Le Pen, 57 anos, foi considerada culpada no ano passado de desviar fundos da União Europeia. As acusações decorreram de alegações de que Le Pen, juntamente com mais de 20 outras figuras importantes em seu partido Reagrupamento Nacional (RN), usou indevidamente fundos da UE contratando assistentes que trabalhavam em assuntos do partido RN enquanto eram pagos pelo Parlamento Europeu. A juíza Bénédicte de Perthu presidiu o caso do ano passado.
Le Pen insiste que não cometeu "a menor irregularidade". Jordan Bardella, presidente do partido Reagrupamento Nacional, afirmou antes da apelação que impedir Le Pen de participar da eleição seria "profundamente preocupante para a democracia". Bardella também esclareceu que não será candidato a presidente no próximo ano, mas buscará o cargo de primeiro-ministro.

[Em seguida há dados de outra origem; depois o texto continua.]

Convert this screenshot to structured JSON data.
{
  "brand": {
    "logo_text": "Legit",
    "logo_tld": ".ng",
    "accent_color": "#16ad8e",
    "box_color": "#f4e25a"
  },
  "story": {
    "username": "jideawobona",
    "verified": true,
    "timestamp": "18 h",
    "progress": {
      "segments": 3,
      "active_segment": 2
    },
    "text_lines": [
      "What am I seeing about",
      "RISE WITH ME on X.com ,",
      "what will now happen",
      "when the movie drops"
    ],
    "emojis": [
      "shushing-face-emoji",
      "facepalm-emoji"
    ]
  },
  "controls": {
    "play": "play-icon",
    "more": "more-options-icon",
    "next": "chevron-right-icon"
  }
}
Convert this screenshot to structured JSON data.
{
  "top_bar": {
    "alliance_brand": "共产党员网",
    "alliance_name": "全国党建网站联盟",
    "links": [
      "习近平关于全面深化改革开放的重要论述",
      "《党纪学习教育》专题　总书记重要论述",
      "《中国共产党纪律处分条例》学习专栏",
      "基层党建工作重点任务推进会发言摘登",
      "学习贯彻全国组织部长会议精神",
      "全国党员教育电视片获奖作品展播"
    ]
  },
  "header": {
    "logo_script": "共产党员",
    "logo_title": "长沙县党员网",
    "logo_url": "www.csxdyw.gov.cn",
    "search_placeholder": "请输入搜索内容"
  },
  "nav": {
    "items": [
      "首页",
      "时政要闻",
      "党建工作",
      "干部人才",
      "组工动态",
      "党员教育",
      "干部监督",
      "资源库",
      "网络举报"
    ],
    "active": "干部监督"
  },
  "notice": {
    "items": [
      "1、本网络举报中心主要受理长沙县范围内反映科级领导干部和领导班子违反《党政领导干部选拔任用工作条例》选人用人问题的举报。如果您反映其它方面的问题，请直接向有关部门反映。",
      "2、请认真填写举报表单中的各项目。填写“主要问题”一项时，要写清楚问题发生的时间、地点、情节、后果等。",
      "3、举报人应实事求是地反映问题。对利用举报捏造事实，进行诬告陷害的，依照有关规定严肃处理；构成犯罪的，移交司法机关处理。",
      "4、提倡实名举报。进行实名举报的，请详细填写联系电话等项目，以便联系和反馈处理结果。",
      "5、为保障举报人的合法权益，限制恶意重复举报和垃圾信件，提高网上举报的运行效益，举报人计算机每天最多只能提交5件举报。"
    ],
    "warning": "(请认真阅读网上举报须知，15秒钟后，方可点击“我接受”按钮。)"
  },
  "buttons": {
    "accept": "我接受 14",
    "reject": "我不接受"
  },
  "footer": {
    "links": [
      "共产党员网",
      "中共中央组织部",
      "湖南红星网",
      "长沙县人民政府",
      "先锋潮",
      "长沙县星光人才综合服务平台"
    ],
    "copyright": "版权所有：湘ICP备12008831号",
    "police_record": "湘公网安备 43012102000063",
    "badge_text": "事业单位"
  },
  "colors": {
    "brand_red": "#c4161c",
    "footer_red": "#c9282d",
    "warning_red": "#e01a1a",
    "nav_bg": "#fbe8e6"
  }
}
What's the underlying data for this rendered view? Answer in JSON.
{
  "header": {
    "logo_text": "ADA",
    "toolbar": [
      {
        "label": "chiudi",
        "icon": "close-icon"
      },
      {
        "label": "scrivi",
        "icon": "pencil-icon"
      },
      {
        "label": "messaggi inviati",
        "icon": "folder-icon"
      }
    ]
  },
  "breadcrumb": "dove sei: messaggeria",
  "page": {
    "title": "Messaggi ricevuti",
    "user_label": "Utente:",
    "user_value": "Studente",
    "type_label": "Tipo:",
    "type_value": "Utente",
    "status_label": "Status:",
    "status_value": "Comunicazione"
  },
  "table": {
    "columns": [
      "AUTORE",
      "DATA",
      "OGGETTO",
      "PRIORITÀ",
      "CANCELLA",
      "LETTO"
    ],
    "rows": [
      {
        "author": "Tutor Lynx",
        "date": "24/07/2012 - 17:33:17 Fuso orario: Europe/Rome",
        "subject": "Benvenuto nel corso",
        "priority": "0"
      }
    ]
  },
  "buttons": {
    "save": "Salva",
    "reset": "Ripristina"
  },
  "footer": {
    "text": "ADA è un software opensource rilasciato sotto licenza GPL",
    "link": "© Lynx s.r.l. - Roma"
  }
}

O julgamento está previsto para durar até 12 de fevereiro, mas uma decisão não é esperada antes do verão. Este cronograma coloca a decisão bem antes da votação presidencial do próximo ano, dando tempo para que potenciais ramificações políticas se desenvolvam. A questão central é se o tribunal manterá a proibição original, marginalizando efetivamente Le Pen de futuras eleições, ou a anulará, permitindo que ela continue sua carreira política. Le Pen já concorreu à presidência francesa três vezes.